L’habituation est un phénomène psychologique qui consiste en une diminution graduelle de l’intensité ou de la fréquence d’apparition d’une réponse suite à la présentation répétée ou prolongée du stimulus l’ayant déclenchée.
L’allégorie de la grenouille est régulièrement employée pour définir ce concept : si l’on plonge une grenouille dans de l’eau bouillante, elle s’échappe aussitôt. Par contre, si on la plonge dans de l’eau froide progressivement portée à ébullition, elle manque de vigilance, s’engourdit peu à peu et finit par mourir, ébouillantée.

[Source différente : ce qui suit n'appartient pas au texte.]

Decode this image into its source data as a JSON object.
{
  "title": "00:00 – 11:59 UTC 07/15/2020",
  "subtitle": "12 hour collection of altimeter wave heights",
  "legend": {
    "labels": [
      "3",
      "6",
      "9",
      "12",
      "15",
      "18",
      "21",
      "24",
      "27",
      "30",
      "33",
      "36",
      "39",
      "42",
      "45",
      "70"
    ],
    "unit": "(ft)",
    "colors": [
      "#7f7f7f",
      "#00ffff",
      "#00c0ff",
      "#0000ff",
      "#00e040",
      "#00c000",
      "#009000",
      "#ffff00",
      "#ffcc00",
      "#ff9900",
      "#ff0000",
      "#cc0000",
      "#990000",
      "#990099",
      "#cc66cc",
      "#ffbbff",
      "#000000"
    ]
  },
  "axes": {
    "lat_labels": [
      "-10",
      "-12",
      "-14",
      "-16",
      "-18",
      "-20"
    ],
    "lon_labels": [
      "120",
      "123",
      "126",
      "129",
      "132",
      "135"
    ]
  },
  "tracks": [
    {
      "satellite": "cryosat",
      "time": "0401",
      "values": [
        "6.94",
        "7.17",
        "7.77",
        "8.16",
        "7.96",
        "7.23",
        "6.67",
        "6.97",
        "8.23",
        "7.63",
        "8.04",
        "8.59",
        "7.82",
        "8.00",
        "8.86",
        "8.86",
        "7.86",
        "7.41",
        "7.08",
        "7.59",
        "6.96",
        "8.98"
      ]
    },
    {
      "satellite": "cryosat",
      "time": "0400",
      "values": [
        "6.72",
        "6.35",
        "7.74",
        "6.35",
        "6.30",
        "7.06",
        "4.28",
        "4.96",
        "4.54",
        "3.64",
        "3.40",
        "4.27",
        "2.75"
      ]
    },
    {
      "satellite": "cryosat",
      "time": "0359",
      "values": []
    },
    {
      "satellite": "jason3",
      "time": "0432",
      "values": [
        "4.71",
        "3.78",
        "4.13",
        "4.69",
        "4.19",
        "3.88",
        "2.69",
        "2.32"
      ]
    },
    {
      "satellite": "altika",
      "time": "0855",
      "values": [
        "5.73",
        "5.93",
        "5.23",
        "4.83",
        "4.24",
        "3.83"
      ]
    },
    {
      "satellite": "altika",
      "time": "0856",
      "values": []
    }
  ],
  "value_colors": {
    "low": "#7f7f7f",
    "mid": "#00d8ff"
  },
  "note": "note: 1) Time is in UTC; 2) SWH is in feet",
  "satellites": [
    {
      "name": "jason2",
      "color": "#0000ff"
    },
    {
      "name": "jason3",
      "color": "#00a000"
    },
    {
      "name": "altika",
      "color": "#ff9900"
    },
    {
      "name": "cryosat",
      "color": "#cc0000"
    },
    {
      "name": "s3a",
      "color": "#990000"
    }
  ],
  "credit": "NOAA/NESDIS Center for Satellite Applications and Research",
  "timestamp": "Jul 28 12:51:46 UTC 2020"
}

Dans un pavillon de banlieue, cuisine et salon en enfilade, la famille Sennes vit repliée sur elle-même. Alain, le père, découpe et emballe à domicile du saumon fumé pour une société norvégienne. Claudia, la mère, secrétaire dans un bureau d’assurances, s’accroche au cadre bien défini d’une réalité faite de contrats et de risques anticipés. Yvonne, la tante, est chauffeur de bus et tourne en boucle dans la ville. Stagnant dans cette inertie mortifère, la petite Anni promène le bocal de son poisson rouge et veille à ne pas faire trop de remous tandis que sa famille l’encourage à nourrir une chimère : un jour ils partiront en Norvège visiter l’entreprise de papa ! Le jour de son septième anniversaire, Anni décide de prendre les choses en main, déterminée à ne plus leur laisser le choix. Par le biais d’une vente aux enchères radiophonique, elle liquide l’existence de sa famille. Tout bascule.
Dans un long mouvement progressif, la nature envahit la maison. Les lianes glissent le long des murs, les fougères pénètrent le mobilier, le gazon recouvre le sol du salon. Bientôt, l’eau s’infiltre dans la cuisine. La nature s’impose et la famille lutte pour sa survie, contre le mouvement initié par l’enfant. L’esthétique bascule vers l’imaginaire. La parole cède sa place au signe. Une mutation s’opère : les hommes deviennent poissons, motif principal et récurrent de l’histoire. Le mouvement circulaire, ligne commune aux trajectoires des différents personnages, se brise. Dans ce nouveau monde, plus rien jamais ne tournera rond.